In Part 1, I explained why old EM models have disappointed many investors; in Part 2, I outlined a better way to approach EM for the future. But questions remain. Is it worth it? And is now the right time for EM? This probably won’t surprise anyone, but I believe now is the perfect time for EM.
Let’s start with the basics: EM is cheap. It’s cheap relative to other markets; and it’s cheap relative to its own history. The chart below compares price-to-earnings ratios for indexes reflecting each of the following markets:
Of course, cheap can get cheaper. Outside of EM Asia, EM is arguably distressed due to the rising cost of capital combined with a flight to quality. This region might not be out of the danger zone until the US begins yet another round of QE to inject liquidity, which reduces EM cost of capital and drives export growth.
EM ex-Asia’s dependence on easy US money is part of what makes it high beta. And EM Asia is cheap in large part because of the slowdown in China and the geopolitical tension in the region, which has cratered investor confidence. While US sanctions against China and the rhetoric around friend-shoring away from China have had minimal impact on the world’s largest factory, it has had enormous effect on investor sentiment, both global investors and domestic Chinese retail traders. The salient question is whether the negative sentiment reflects fear or actual risk?

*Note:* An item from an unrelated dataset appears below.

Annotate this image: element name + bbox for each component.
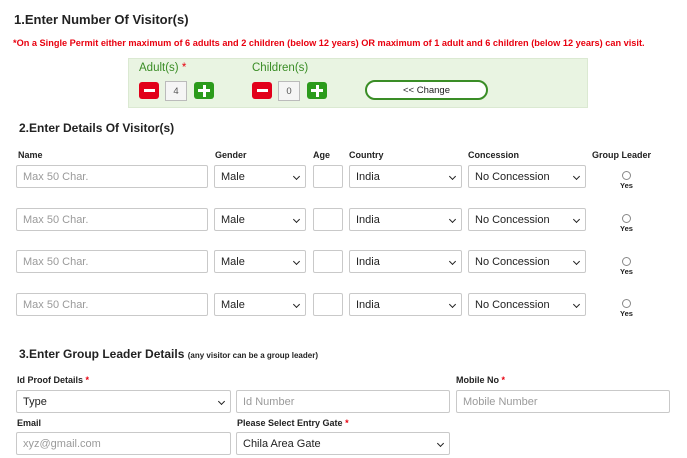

I could write 10 more articles on this question alone. But don’t worry, I won’t bore you with it right now. For now, suffice it to say I think the fears about EM are far greater than the actual risks.
In fact, EM markets may be less risky today than at any point in the past. EM institutions are becoming more sophisticated, financial markets more mature, regulators more skilled, and EM strategies more tailored to the unique differences among individual emerging markets.
My final take? The future of EM is well worth the weight.
1 I recently discussed this in my paper “What Matters More for Emerging Markets Investors,” published in the Journal of Portfolio Management with co-authors Phillip Wool, Jay Ritter and Yanxiang Zhao. In addition, in one of the most comprehensive early studies on the topic, Ritter (2005) investigated 16 developed markets from 1900, and found no significant correlation between growth and stock returns; Ritter (2012) and Dimson, Marsh, and Staunton (2014) provided an update of that research and extended the finding to emerging markets.
2 As an aside, I had the pleasure of appearing last year on an episode of the excellent Bogleheads on Investing Podcast with Rick Ferri. I can’t say for certain, but I suspect I’m among the few active managers featured on this well-known program, or at least among the few warmly received. I hope Jack Bogle would have approved!
4 The most egregious example of under-allocating to alpha-laden markets is the approximately 4% allocation most EM investors make to onshore China. This is the country with both the most robust stock market and highest retail trading of all emerging economies. The alpha reservoir in onshore China should be deep, and indeed it is one of the rare markets where active fund managers regularly outperform passive approaches.